Das geschehe, obwohl die ukrainische Wirtschaft bereits an einem gravierendem Mangel an Personal leide. Zudem zeichne sich deutlich ab, «dass die Vereinigten Staaten auf Dauer kaum noch als Geldgeber tätig werden». Das sei selbst bei einem erneuten Wahlsieg von US-Präsident Joe Biden der Fall, durch die starke Position des rechten Flügels der Republikaner im US-Kongress, die zusätzliche Gelder für Kiew verweigern.
Die EU sei für die Ukraine der «finanzielle Rettungsring», habe die Neue Zürcher Zeitung (NZZ) Ende Januar festgestellt. Danach müsse sich die EU «auf eine lange Phase als finanzieller Unterstützer» einstellen, weil ohne kontinuierliche Hilfe aus dem Westen die Ukraine finanziell unweigerlich «dem Untergang geweiht» sei.
Was als offiziell als «Hilfe» bezeichnet wird, ist aber tatsächlich ein Mittel, um die Ukraine, die angeblich um ihre Unabhängigkeit und Souveränität kämpft, vom Westen auf Dauer abhängig zu machen. Die finanzielle Unterstützung der EU ist laut dem GFP-Beitrag so angelegt, «dass die Ukraine in höchstem Masse verschuldet aus einem wie auch immer beendeten Krieg hervorgehen wird.»

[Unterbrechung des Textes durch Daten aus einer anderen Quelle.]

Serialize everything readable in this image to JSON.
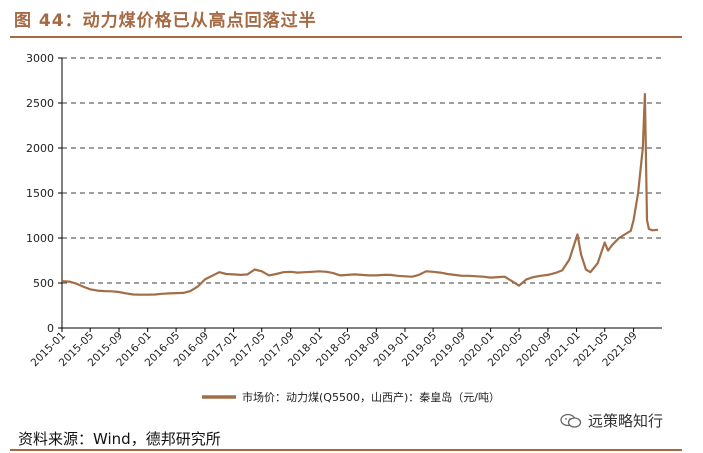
{
  "header": {
    "title": "图 44：动力煤价格已从高点回落过半"
  },
  "footer": {
    "source": "资料来源：Wind，德邦研究所"
  },
  "watermark": {
    "text": "远策略知行",
    "icon": "wechat-icon"
  },
  "colors": {
    "accent": "#a56a44",
    "series": "#a26e47",
    "grid": "#000000"
  },
  "chart_data": {
    "type": "line",
    "title": "",
    "xlabel": "",
    "ylabel": "",
    "ylim": [
      0,
      3000
    ],
    "yticks": [
      0,
      500,
      1000,
      1500,
      2000,
      2500,
      3000
    ],
    "grid": "horizontal dashed",
    "legend": "bottom-center",
    "x_tick_labels": [
      "2015-01",
      "2015-05",
      "2015-09",
      "2016-01",
      "2016-05",
      "2016-09",
      "2017-01",
      "2017-05",
      "2017-09",
      "2018-01",
      "2018-05",
      "2018-09",
      "2019-01",
      "2019-05",
      "2019-09",
      "2020-01",
      "2020-05",
      "2020-09",
      "2021-01",
      "2021-05",
      "2021-09"
    ],
    "series": [
      {
        "name": "市场价：动力煤(Q5500，山西产)：秦皇岛（元/吨）",
        "points": [
          [
            "2015-01-05",
            520
          ],
          [
            "2015-02-01",
            515
          ],
          [
            "2015-03-01",
            495
          ],
          [
            "2015-04-01",
            460
          ],
          [
            "2015-05-01",
            430
          ],
          [
            "2015-06-01",
            415
          ],
          [
            "2015-07-01",
            410
          ],
          [
            "2015-08-01",
            408
          ],
          [
            "2015-09-01",
            400
          ],
          [
            "2015-10-01",
            385
          ],
          [
            "2015-11-01",
            372
          ],
          [
            "2015-12-01",
            370
          ],
          [
            "2016-01-01",
            370
          ],
          [
            "2016-02-01",
            372
          ],
          [
            "2016-03-01",
            380
          ],
          [
            "2016-04-01",
            385
          ],
          [
            "2016-05-01",
            388
          ],
          [
            "2016-06-01",
            390
          ],
          [
            "2016-07-01",
            410
          ],
          [
            "2016-08-01",
            460
          ],
          [
            "2016-09-01",
            540
          ],
          [
            "2016-10-01",
            580
          ],
          [
            "2016-11-01",
            620
          ],
          [
            "2016-12-01",
            600
          ],
          [
            "2017-01-01",
            595
          ],
          [
            "2017-02-01",
            590
          ],
          [
            "2017-03-01",
            595
          ],
          [
            "2017-04-01",
            650
          ],
          [
            "2017-05-01",
            630
          ],
          [
            "2017-06-01",
            585
          ],
          [
            "2017-07-01",
            600
          ],
          [
            "2017-08-01",
            620
          ],
          [
            "2017-09-01",
            625
          ],
          [
            "2017-10-01",
            615
          ],
          [
            "2017-11-01",
            620
          ],
          [
            "2017-12-01",
            625
          ],
          [
            "2018-01-01",
            630
          ],
          [
            "2018-02-01",
            625
          ],
          [
            "2018-03-01",
            610
          ],
          [
            "2018-04-01",
            585
          ],
          [
            "2018-05-01",
            590
          ],
          [
            "2018-06-01",
            595
          ],
          [
            "2018-07-01",
            590
          ],
          [
            "2018-08-01",
            585
          ],
          [
            "2018-09-01",
            585
          ],
          [
            "2018-10-01",
            590
          ],
          [
            "2018-11-01",
            590
          ],
          [
            "2018-12-01",
            580
          ],
          [
            "2019-01-01",
            575
          ],
          [
            "2019-02-01",
            570
          ],
          [
            "2019-03-01",
            590
          ],
          [
            "2019-04-01",
            630
          ],
          [
            "2019-05-01",
            625
          ],
          [
            "2019-06-01",
            615
          ],
          [
            "2019-07-01",
            600
          ],
          [
            "2019-08-01",
            590
          ],
          [
            "2019-09-01",
            580
          ],
          [
            "2019-10-01",
            580
          ],
          [
            "2019-11-01",
            575
          ],
          [
            "2019-12-01",
            570
          ],
          [
            "2020-01-01",
            560
          ],
          [
            "2020-02-01",
            565
          ],
          [
            "2020-03-01",
            570
          ],
          [
            "2020-04-01",
            520
          ],
          [
            "2020-05-01",
            470
          ],
          [
            "2020-06-01",
            540
          ],
          [
            "2020-07-01",
            565
          ],
          [
            "2020-08-01",
            580
          ],
          [
            "2020-09-01",
            590
          ],
          [
            "2020-10-01",
            610
          ],
          [
            "2020-11-01",
            640
          ],
          [
            "2020-12-01",
            760
          ],
          [
            "2021-01-05",
            1040
          ],
          [
            "2021-01-20",
            820
          ],
          [
            "2021-02-10",
            650
          ],
          [
            "2021-03-01",
            620
          ],
          [
            "2021-04-01",
            720
          ],
          [
            "2021-05-01",
            950
          ],
          [
            "2021-05-15",
            860
          ],
          [
            "2021-06-01",
            920
          ],
          [
            "2021-07-01",
            1000
          ],
          [
            "2021-08-01",
            1050
          ],
          [
            "2021-08-20",
            1080
          ],
          [
            "2021-09-01",
            1200
          ],
          [
            "2021-09-20",
            1500
          ],
          [
            "2021-10-10",
            2000
          ],
          [
            "2021-10-19",
            2600
          ],
          [
            "2021-10-28",
            1200
          ],
          [
            "2021-11-05",
            1100
          ],
          [
            "2021-11-20",
            1085
          ],
          [
            "2021-12-10",
            1090
          ]
        ]
      }
    ]
  }
}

Die ukrainischen Staatsschulden seien von rund 50 Prozent der Wirtschaftsleistung zu Kriegsbeginn auf rund 90 Prozent gestiegen und würden kontinuierlich weiter zunehmen. Nur 17 Milliarden Euro aus dem 50-Milliarden-Euro-Hilfspaket der EU werden demnach als Zuschuss vergeben: «33 Milliarden Euro erhält die Ukraine lediglich als Kredit, der früher oder später zurückgezahlt werden muss.»